By chance on September 27, 2021, a dust devil 118 metres (390 feet) high and 25 metres wide passed directly over the rover.
This time the microphone on the rover's SuperCam -- which previously recorded the first ever audio from the Martian surface -- managed to catch the muffled, whirring sounds of the dust devil.
"We hear the wind associated with the dust devil, the moment it arrives, then nothing because we are in the eye of the vortex," said Murdoch, a planetary researcher at France's ISAE-SUPAERO space research institute, where the SuperCam's microphone was designed.
Then the sound returns "when the microphone passes through the second wall" of the dust devil, she added.
- A dust devil mystery -
The impact of the dust made "tac tac tac" sounds which will let researchers count the number of particles to study the whirlwind's structure and behaviour, she said.
It could also help solve a mystery that has puzzled scientists. On some parts of Mars, "whirlwinds pass by sucking up dust, cleaning the solar panels of rovers along the way," Murdoch said.
But in other areas, the whirlwinds move by without kicking up much dust. "They're just moving air," Murdoch said, adding that "we don't know why".
For example, the solar panels of NASA's InSight lander are "covered in dust" because it is located at a spot where it cannot take advantage of these natural vacuum cleaners, she said.
Understanding why this happens could help scientists build a model of dust devils so they might predict where the whirlwinds might strike next.

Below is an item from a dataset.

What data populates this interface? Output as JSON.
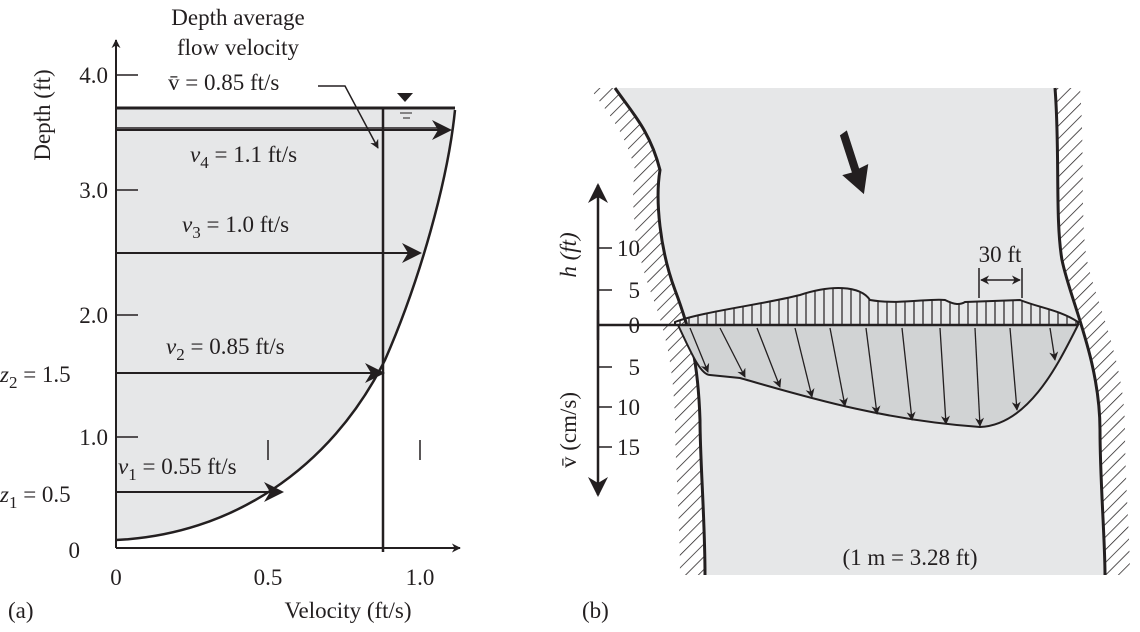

It could even shed light on the great dust storms that sweep across the planet, famously depicted in the 2015 science-fiction film "The Martian", starring Matt Damon. However Murdoch noted that the violence of the dust storms shown in the film was "unrealistic".

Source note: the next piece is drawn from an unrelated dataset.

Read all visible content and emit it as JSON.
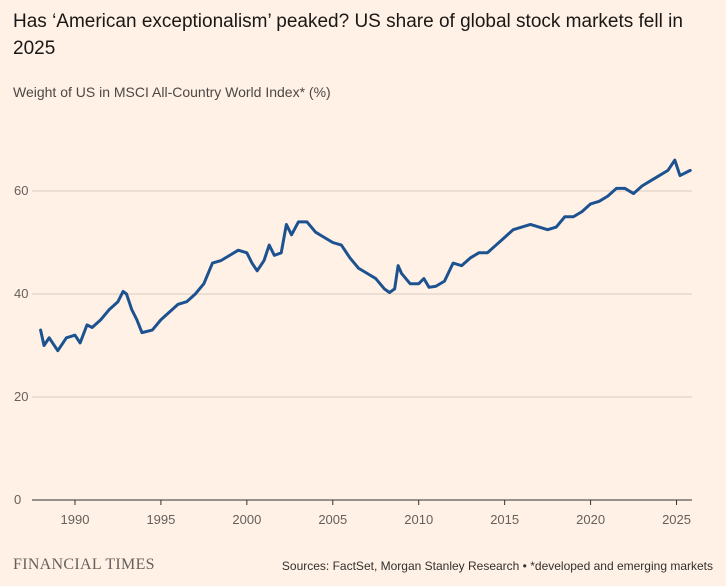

Sylvestre Maurice, a planetary scientist and co-author of the study published in the journal Nature Communications, said that analysing Martian dust makes it possible to "explore the interactions" between the ground and the extremely thin atmosphere.
The atmosphere was much thicker billions of years ago, which allowed for the presence of life-sustaining liquid water, said Maurice, who also works on the SuperCam.
"You might think that studying the Martian climate today is unrelated to the search for traces of life from billions of years ago," he said.
"But it is all part of a whole, because the history of Mars is one of extreme climate change from a humid, hot planet to a completely arid and cold planet."